Typically, a successful Environmental Monitoring Program (EMP) will have a combination of sampling times based on scenarios that may have changed the sanitation control.
Operating under the FSMA guidance, samples need to be minimally taken at a time which verifies that the Sanitation Preventive Control is effective each time. Commonly this is after sanitation is complete and prior to the start of production. A debated topic that we hear is: Do you sample before or after applying sanitizer? Ideally, the sample would be collected after sanitizer is applied but, you must be cautious not to collect the wet sanitizer on the collection device. This concentrating of sanitizer could kill the target organisms and result in a false negative. Microbiological testing resulting in an absence of pathogens or an acceptable level of indicator organisms suffices as verification of your sanitation preventive control.
Commonly, collection of samples is also done during a production run. A general rule to define “during production” or “operation” is at least three hours after the start of production. If an out of spec or positive result occurs with this testing it can indicate an ingredient, GMP, or biofilm issue could be present and be what is introducing the biological hazard.
To ensure that the biological hazards were controlled through the entirety of the production run samples are commonly collected at the end of the production run or prior to sanitation. Theses samples will quickly indicate if any risk was introduced while the product was being produced. Consistently clean results at this time point can also indicate that you may be ready to test for an extended run time.

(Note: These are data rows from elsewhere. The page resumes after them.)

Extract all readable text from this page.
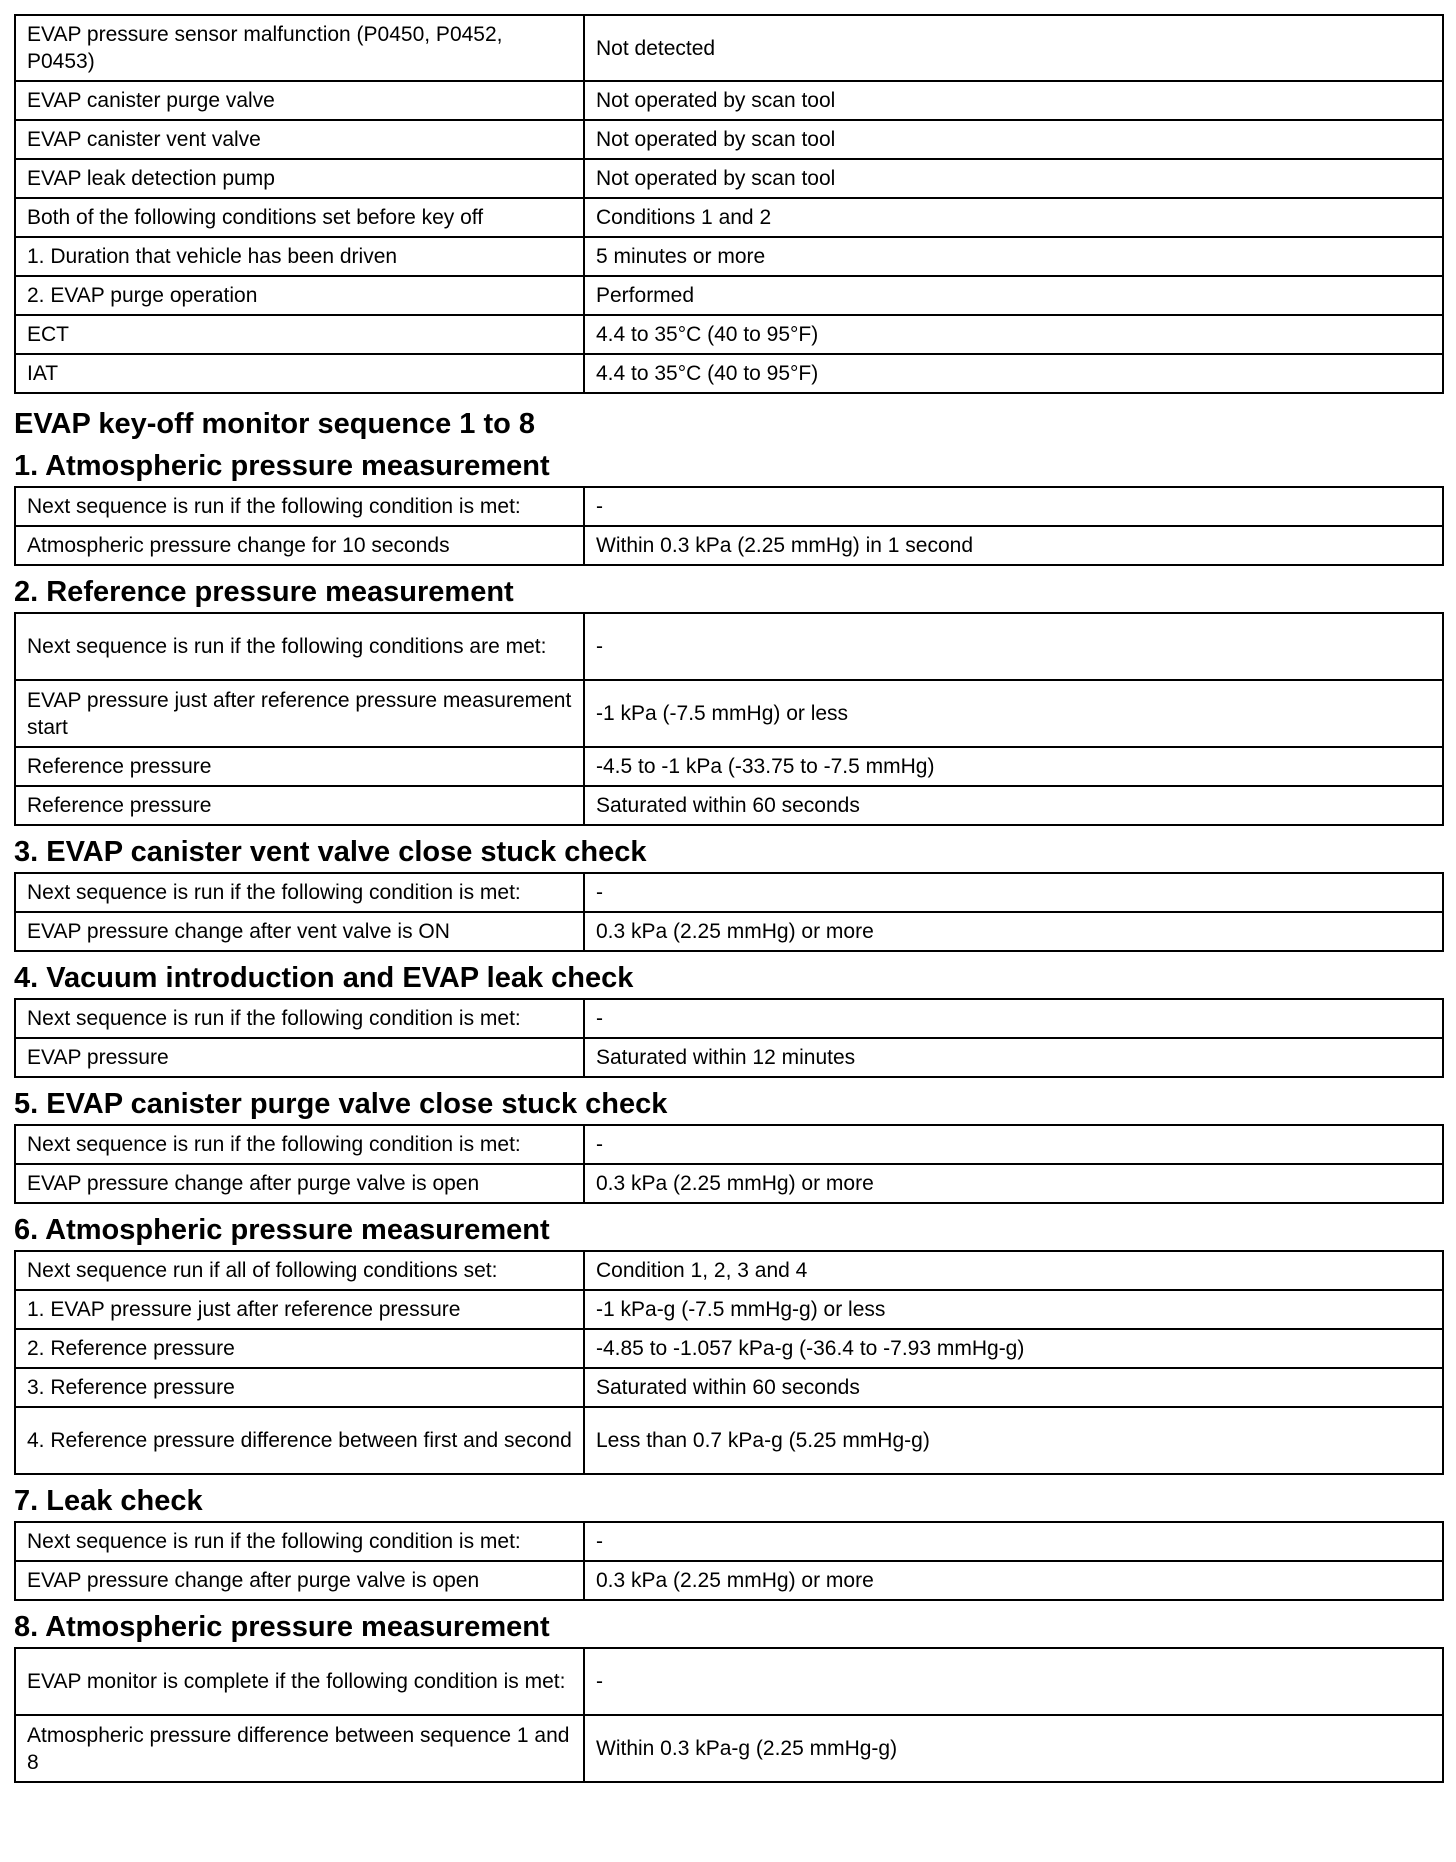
EVAP pressure sensor malfunction (P0450, P0452, P0453)	Not detected
EVAP canister purge valve	Not operated by scan tool
EVAP canister vent valve	Not operated by scan tool
EVAP leak detection pump	Not operated by scan tool
Both of the following conditions set before key off	Conditions 1 and 2
1. Duration that vehicle has been driven	5 minutes or more
2. EVAP purge operation	Performed
ECT	4.4 to 35°C (40 to 95°F)
IAT	4.4 to 35°C (40 to 95°F)
EVAP key-off monitor sequence 1 to 8
1. Atmospheric pressure measurement
Next sequence is run if the following condition is met:	-
Atmospheric pressure change for 10 seconds	Within 0.3 kPa (2.25 mmHg) in 1 second
2. Reference pressure measurement
Next sequence is run if the following conditions are met:	-
EVAP pressure just after reference pressure measurement start	-1 kPa (-7.5 mmHg) or less
Reference pressure	-4.5 to -1 kPa (-33.75 to -7.5 mmHg)
Reference pressure	Saturated within 60 seconds
3. EVAP canister vent valve close stuck check
Next sequence is run if the following condition is met:	-
EVAP pressure change after vent valve is ON	0.3 kPa (2.25 mmHg) or more
4. Vacuum introduction and EVAP leak check
Next sequence is run if the following condition is met:	-
EVAP pressure	Saturated within 12 minutes
5. EVAP canister purge valve close stuck check
Next sequence is run if the following condition is met:	-
EVAP pressure change after purge valve is open	0.3 kPa (2.25 mmHg) or more
6. Atmospheric pressure measurement
Next sequence run if all of following conditions set:	Condition 1, 2, 3 and 4
1. EVAP pressure just after reference pressure	-1 kPa-g (-7.5 mmHg-g) or less
2. Reference pressure	-4.85 to -1.057 kPa-g (-36.4 to -7.93 mmHg-g)
3. Reference pressure	Saturated within 60 seconds
4. Reference pressure difference between first and second	Less than 0.7 kPa-g (5.25 mmHg-g)
7. Leak check
Next sequence is run if the following condition is met:	-
EVAP pressure change after purge valve is open	0.3 kPa (2.25 mmHg) or more
8. Atmospheric pressure measurement
EVAP monitor is complete if the following condition is met:	-
Atmospheric pressure difference between sequence 1 and 8	Within 0.3 kPa-g (2.25 mmHg-g)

While the above time periods are typically routine in an EMP it is very important to sample around non-routine events such as roof leaks, construction/major maintenance events, or in the event of new production equipment or line configuration. The results of this non-routine testing provide data to ensure it is safe to continue or start production. Unfavorable results can lead to the need for specific sanitation to control biological hazards in an area.
The combination of these sampling times lead to a robust program and mitigate the risk of hazards being introduced to the product.